Почему ей по-прежнему хочется знать, что стало с ребенком? В первое мгновение Фея хотела прогнать мотылька: вдруг он покажет ей его. Несколько раз она тайком навещала дитя, только если кормилица у колыбели спала. Фея осторожно просовывала палец в крохотные кулачки, касалась лба, чтобы он шел по жизни под защитой ее колдовства, и сама страшилась того, какие чувства в ней пробуждал этот ребенок. Все исчезнет, когда она перережет нить, связующую ее с его отцом. Или нет?

Фея обеими руками поймала мотылька, и видения пришли.

Река в окружении крутых, поросших густыми лесами склонов. Здание большое, старое, с белыми оштукатуренными стенами. Фея услышала удары колокола. И детский плач. Она слышала его так явственно, будто ребенок звал ее. Из ворот вышла женщина в черном монашеском облачении. Это монастырь? Амалия ненавидела церкви – не то что мать. Тереза Аустрийская даже в гоильских застенках каждое утро стояла на коленях. С богом, которому поклонялась, она обращалась как с одним из своих слуг. «Смотри, я зажигаю тебе свечи. Защити же меня. Выполни все мои желания. Уничтожь моих врагов». Но почему монастырь? Вероятно, из-за суеверного представления, что феи растворяются, превращаясь в воду, стоит им переступить порог церкви. Неужели Амалия забыла, что она присутствовала на ее свадьбе в соборе?

В здании было много окон, но мотылек дал ей заглянуть в то, за которым раздавался плач. И вот он, ребенок – едва виден в руках юной монахини, запеленутый во множество слоев бледно-голубой ткани и белых кружев. Но в черную рясу вцепилась крохотная ручка цвета приглушенно-красного лунного камня.

До рассвета оставалось еще несколько часов, но Темная велела Хитире остановиться. Ей не нравилось испытывать это чувство – облегчение, будто она нашла частичку самой себя.

Она вышла из кареты. Окружавшая ее местность даже ночью разительно отличалась от поросшего лесом берега реки, который она только что видела. Лотарингия? Нет. Там монастыри выглядят иначе.

Она все еще держала мотылька в ладонях. Что делать? Она обязана защитить ребенка, даже если ее пугают те чувства, которые он в ней пробуждает.

Наконец она отпустила мотылька.

И наказала ему разыскать Кмена и принести ему те же видения, какие показал ей. Он любит сына. Очень любит. Он его найдет.
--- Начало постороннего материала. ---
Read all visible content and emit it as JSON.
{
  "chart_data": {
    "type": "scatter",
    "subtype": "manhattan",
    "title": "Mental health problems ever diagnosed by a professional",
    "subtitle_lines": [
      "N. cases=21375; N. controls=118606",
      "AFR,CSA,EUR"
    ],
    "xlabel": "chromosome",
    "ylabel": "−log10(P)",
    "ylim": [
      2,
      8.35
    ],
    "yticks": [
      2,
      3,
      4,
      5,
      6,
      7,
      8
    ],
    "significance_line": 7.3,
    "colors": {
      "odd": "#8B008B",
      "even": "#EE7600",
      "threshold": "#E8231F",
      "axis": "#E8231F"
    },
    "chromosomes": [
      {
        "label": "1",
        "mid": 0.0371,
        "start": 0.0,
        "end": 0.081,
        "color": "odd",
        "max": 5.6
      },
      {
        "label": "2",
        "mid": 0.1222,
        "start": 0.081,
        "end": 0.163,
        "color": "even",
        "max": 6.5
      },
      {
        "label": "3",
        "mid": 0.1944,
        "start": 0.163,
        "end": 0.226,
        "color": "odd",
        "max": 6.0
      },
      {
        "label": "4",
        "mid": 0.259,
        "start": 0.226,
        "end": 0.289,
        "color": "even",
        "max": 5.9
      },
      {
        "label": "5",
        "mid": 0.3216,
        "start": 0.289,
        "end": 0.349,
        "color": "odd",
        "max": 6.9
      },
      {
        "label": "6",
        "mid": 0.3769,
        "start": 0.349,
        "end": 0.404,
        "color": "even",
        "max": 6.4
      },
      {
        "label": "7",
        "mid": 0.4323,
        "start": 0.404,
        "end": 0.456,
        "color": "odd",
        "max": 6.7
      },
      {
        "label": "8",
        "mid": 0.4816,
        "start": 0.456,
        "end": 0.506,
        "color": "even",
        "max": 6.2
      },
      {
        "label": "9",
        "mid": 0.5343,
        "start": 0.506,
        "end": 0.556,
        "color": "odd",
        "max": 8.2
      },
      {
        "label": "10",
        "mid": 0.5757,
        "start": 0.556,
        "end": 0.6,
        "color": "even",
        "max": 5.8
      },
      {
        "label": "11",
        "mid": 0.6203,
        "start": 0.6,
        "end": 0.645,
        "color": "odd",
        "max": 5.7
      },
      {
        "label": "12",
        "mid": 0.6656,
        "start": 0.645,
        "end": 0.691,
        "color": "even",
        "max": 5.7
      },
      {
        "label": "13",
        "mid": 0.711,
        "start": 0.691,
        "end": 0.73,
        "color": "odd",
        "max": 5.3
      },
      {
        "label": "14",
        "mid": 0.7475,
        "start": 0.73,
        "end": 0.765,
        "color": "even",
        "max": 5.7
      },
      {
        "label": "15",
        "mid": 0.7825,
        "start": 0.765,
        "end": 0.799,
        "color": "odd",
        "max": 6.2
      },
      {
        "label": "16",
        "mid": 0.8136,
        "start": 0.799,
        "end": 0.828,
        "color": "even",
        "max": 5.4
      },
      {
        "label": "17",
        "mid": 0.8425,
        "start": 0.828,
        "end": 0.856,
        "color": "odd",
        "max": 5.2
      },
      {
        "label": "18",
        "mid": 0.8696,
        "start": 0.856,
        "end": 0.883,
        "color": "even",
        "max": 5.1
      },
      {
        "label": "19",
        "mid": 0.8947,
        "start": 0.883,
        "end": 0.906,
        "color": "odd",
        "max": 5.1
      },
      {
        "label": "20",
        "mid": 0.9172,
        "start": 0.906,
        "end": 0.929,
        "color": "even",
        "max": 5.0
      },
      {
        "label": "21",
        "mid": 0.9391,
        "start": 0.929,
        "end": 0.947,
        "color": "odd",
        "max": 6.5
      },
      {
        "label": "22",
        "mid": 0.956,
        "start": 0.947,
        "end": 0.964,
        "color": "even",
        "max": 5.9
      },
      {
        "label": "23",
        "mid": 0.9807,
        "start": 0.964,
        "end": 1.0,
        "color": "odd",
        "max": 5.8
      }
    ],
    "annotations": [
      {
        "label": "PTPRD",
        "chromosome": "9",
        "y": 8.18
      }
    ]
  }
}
Ночь выдалась светлая от лунного сияния. Обе луны были такими большими, будто вот-вот спустятся на землю. Доннерсмарк поднял глаза к ним. «Он становится сильнее, – молил его взгляд, встретившись со взглядом Феи. – Защити меня, пожалуйста!» Но ей давно следовало бы защитить и ребенка, который жил только благодаря ей. А она вместо этого все сидела в стеклянной клетке, вздыхая о потерянной любви.

Стоит ли сказать Доннерсмарку, что в этой борьбе не поможет ни его опыт солдата, ни то, что он знает о самом себе и о мире? Возможно, он и сам это уже понимает. Страх казался на его лице таким же чужеродным, как то, что шевелилось у него внутри.

Фея, подойдя к его лошади, взялась за поводья и заглянула ему в глаза.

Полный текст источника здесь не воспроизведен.